The brutal facts are:

  1. I am working 40 hour construction weeks with the 4 workers, on a 4 day 10 hour week schedule for construction
  2. I am spending 6 hours in the classroom. This includes 3 hours Friday teaching open source performance culture: collaborative design, heavy focus on design thinking, mental models, performance mindset, solving problems. Survey of Everything to get people onto the mindset of solving pressing world issues. I am also spending 3 hours on Friday teaching Machine Design (which starts with the House in Year 1)
  3. I am spending about 16 hours with any due diligence on teaching prep, or getting permits for the next build.

Summary of tracks:

  1. Builder - 40 hour building
  2. Designer - 20 hr building, 20 hr study minimum (3 of this is class time)
  3. Open Source Ecologist - 20 hr building, 20 hr study minimum (3 hr class time)

My duties:

  1. 40 hours of participative construction management, easiing out of this after 6 months
  2. 6 hrs teaching
  3. 12 hrs teaching prep (this constributes to ongoing curriculum refinement)

And in this process, we go balls out (that's an engineering term) on building the Savannah house. We have 8 builder equivalent from 4 full time and 8 part time builders. If we get really good people, then I am inspired, not drained, by teaching. I have previously seen joy of pure inspiration upon me teaching workshops, but only when it came to edutainment. Here, it's more about getting shit done, so I really have to up the quality of the commitment/grit in the people i teach. That will be the challenge, my experience has been poor so far on people doing what it takes for the 1000 mile march. To summarize:

  1. 12 recruited for 9 full time builder equivalent including me (360 hours per week), 4 week build time of the 2000 sf model)

No deadspots of effort as we now have full detail + CAD up to finish trim, and the lot we're building has no inspections required

  1. I am inspired because with the build detail available, i can leave the role of designer/documenter which I am doing currently for the build detail.
  2. The effort is based on 'everyone starts on the factory floor'. Reason is that Design-builders-entrepreneurs need to know how to build, otherwise they produce shit design like most of the world does.
  3. The effort is

The above seems to address the intensity learnings from the last Apprenticeship, where information overload was complete for the participants. In the above scenario, we divide the issue into separate builder-designer-ecologist tracks.

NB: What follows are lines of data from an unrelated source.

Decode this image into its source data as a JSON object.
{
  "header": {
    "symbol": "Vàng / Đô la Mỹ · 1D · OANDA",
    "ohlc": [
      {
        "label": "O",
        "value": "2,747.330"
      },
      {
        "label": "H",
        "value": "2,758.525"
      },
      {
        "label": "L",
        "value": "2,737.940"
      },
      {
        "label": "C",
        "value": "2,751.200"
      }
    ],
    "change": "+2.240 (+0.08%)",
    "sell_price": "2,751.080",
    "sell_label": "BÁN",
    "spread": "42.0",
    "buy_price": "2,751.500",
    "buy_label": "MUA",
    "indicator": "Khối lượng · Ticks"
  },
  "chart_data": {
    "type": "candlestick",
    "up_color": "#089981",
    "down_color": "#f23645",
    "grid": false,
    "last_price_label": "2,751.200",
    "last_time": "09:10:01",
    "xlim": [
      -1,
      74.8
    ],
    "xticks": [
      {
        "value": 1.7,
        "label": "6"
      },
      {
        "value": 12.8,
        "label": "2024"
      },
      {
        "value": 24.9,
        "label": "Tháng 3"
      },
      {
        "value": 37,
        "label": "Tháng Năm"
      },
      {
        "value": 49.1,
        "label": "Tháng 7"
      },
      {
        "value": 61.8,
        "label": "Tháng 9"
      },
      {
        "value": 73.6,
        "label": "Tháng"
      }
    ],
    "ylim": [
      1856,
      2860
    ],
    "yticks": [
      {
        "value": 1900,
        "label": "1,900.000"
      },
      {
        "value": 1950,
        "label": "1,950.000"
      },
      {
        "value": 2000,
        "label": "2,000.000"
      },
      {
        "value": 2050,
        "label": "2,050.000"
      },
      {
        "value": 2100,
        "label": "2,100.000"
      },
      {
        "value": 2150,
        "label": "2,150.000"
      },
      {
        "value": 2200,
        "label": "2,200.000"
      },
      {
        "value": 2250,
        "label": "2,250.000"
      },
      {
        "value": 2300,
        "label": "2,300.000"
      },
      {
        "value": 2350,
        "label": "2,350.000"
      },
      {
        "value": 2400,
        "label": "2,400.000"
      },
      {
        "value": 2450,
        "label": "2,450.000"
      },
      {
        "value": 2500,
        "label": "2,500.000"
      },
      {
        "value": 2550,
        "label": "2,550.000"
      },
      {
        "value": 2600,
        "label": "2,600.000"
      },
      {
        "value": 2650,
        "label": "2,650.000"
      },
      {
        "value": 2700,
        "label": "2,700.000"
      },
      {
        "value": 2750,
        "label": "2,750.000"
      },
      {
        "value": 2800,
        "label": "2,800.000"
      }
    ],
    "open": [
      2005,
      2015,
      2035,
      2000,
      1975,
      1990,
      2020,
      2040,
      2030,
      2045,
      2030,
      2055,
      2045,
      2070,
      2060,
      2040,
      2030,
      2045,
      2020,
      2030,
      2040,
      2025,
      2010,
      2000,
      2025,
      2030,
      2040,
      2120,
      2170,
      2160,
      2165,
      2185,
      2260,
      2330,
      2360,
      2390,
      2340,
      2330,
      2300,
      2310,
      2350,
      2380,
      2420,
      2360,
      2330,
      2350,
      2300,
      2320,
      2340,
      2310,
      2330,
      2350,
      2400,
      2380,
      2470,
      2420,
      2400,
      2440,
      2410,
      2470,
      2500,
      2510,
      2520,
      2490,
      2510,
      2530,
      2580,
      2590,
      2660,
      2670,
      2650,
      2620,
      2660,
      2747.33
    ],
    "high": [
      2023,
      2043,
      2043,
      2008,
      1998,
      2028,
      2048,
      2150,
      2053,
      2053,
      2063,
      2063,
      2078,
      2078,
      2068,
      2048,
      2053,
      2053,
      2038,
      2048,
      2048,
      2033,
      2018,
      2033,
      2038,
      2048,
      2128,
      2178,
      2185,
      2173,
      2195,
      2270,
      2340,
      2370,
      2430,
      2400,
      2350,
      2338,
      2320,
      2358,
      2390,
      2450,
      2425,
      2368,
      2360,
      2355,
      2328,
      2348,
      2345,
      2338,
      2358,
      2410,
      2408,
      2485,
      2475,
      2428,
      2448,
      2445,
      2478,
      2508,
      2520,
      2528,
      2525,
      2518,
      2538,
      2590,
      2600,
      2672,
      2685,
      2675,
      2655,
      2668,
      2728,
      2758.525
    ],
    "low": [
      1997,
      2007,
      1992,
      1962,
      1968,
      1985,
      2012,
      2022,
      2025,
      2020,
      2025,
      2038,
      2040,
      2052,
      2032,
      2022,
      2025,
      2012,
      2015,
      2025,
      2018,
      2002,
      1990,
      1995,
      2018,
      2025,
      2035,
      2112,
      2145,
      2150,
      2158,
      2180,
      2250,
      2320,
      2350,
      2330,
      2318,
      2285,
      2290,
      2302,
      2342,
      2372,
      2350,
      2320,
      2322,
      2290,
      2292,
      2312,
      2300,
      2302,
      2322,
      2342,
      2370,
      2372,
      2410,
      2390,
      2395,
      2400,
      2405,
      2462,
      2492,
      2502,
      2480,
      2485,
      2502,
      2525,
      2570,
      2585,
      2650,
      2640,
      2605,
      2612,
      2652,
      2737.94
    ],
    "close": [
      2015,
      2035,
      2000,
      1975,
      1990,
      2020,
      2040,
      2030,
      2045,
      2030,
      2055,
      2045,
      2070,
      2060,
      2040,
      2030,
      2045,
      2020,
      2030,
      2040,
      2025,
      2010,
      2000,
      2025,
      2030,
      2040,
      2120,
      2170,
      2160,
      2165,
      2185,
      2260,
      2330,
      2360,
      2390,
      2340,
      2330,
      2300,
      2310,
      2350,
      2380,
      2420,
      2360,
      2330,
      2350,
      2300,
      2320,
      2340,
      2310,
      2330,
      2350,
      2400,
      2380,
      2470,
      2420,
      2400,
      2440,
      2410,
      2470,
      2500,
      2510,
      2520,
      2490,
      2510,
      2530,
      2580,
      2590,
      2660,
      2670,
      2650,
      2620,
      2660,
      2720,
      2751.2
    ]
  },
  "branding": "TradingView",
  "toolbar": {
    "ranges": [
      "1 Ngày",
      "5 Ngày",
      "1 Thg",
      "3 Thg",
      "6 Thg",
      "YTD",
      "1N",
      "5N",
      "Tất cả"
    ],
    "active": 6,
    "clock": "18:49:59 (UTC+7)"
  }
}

I could envision that builders will want to join the designer/ecologist tracks, but I think the answer there is simply to charge them for the apprenticeship time, so that it's fair to the people who pay.

Do you think the above would work? Does this address the sequencing, regarding supreme focus on house build+sale cycles? Regarding risk of frustrating the build and money proof. You mentioned spending time teaching rather than getting performance from the people. It seems we have a workable solution:

  1. Program makes no compromise on finishing the house, but only adds effort to it via the apprenticeship tracks (apprentices still have to have an interest and ability to build, that is part of admission)
  2. Is my time taken away for teaching? I think if we do the 4x10 schedule for the build track, we are all good. Can I do it? I think so, I work all day already. The real question is if I lose house-building focus because I'm teaching? I don't think so - I can teach in my sleep. For teaching build skill - we have skilled people that our students learn from. For class time, we have tons of materials already available - the question is more the quality of the students who would have to have higher bandwidth to actually learn. And i plan on selecting only people who I think would be capable of rapid learning for those tracks. If they aren't capable, they are just builders, and can take longer to learn. I really think the success will be at the point of recruting, and if I don't think there are good candidates for the apprenticeship, we simply don't take them. I think we need to select for the quality of people for potential succession. Ideally the candidates are so good that it's a joy to teach, as people are not overloaded but asking for more tasty morsels.

Thanks for listening here - let me know what clarity I still need here.